Maureen (Nickie) Coomer, Managing Editor is an Assistant Professor in the Education Department at Colorado College. She taught special education for ten years, working specifically with students labeled as having emotional disturbances. While teaching, she also worked as an educational liaison for adjudicated youth with educational disabilities in a residential facility.
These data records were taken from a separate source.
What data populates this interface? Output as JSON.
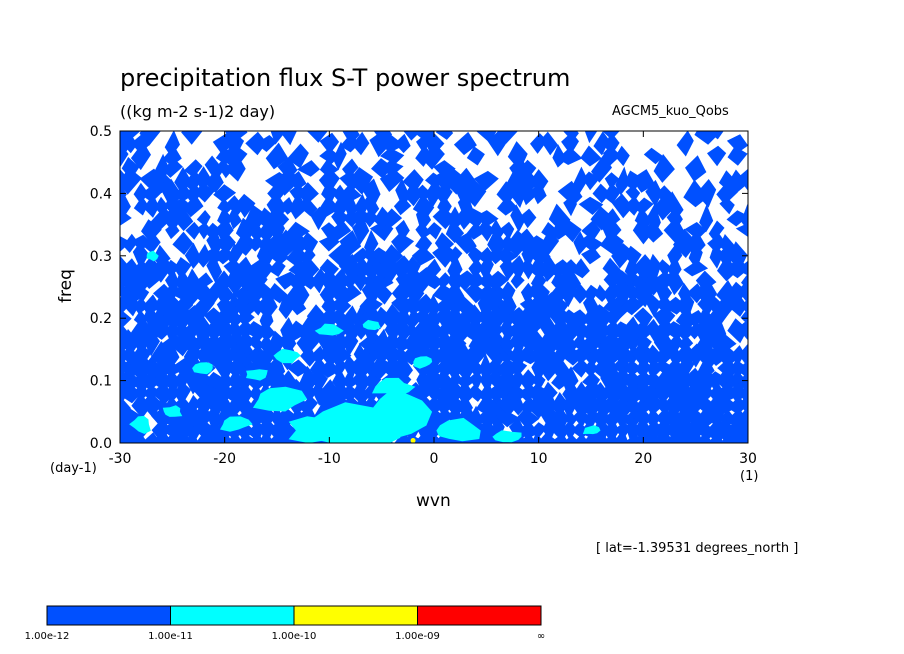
{
  "title": "precipitation flux S-T power spectrum",
  "units": "((kg m-2 s-1)2 day)",
  "model": "AGCM5_kuo_Qobs",
  "latitude_note": "[ lat=-1.39531 degrees_north ]",
  "chart_data": {
    "type": "heatmap",
    "xlabel": "wvn",
    "ylabel": "freq",
    "x_unit": "(1)",
    "y_unit": "(day-1)",
    "xlim": [
      -30,
      30
    ],
    "ylim": [
      0,
      0.5
    ],
    "x_ticks": [
      -30,
      -20,
      -10,
      0,
      10,
      20,
      30
    ],
    "y_ticks": [
      "0.0",
      "0.1",
      "0.2",
      "0.3",
      "0.4",
      "0.5"
    ],
    "colorbar": {
      "bins": [
        {
          "from": "1.00e-12",
          "to": "1.00e-11",
          "color": "#0050ff"
        },
        {
          "from": "1.00e-11",
          "to": "1.00e-10",
          "color": "#00ffff"
        },
        {
          "from": "1.00e-10",
          "to": "1.00e-09",
          "color": "#ffff00"
        },
        {
          "from": "1.00e-09",
          "to": "∞",
          "color": "#ff0000"
        }
      ],
      "labels": [
        "1.00e-12",
        "1.00e-11",
        "1.00e-10",
        "1.00e-09",
        "∞"
      ]
    },
    "background_color": "#ffffff",
    "pattern": "noisy white/blue patches above 0.2 day-1; dense blue below 0.2 day-1; cyan (1e-11 to 1e-10) patches mostly at freq < 0.1 around wvn -15 to 5; a tiny yellow spot near wvn -2, freq 0"
  }
}
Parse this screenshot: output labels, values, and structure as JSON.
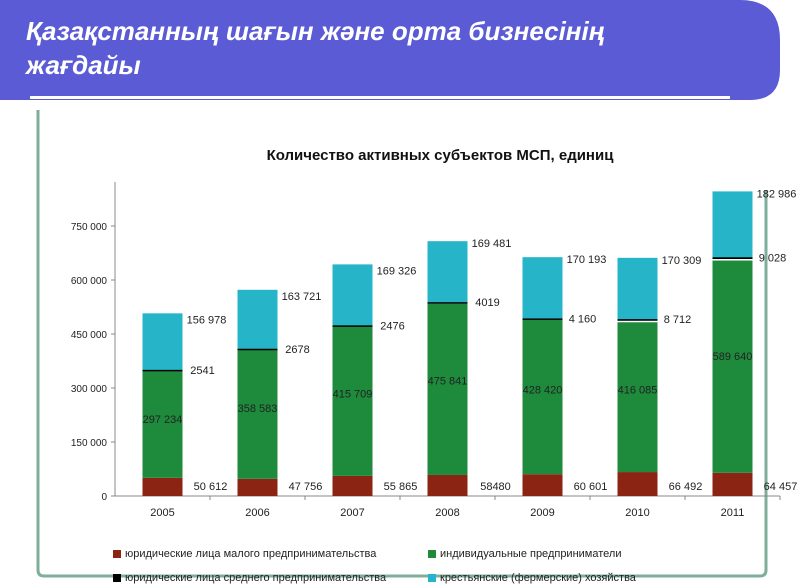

Before coming to Colorado College, she worked as a doctoral research assistant for the Great Lakes/Midwest and Plains Equity Assistance Center: one of four technical assistance centers supported by the United States Department of Education Office for Civil Rights. She has also served as a doctoral (and now Associate) Editor for the International Journal of Qualitative Studies in Education for five years, and as the managing editor for Multiple Voices: Disability, Race and Language Intersections in Special Education for two years.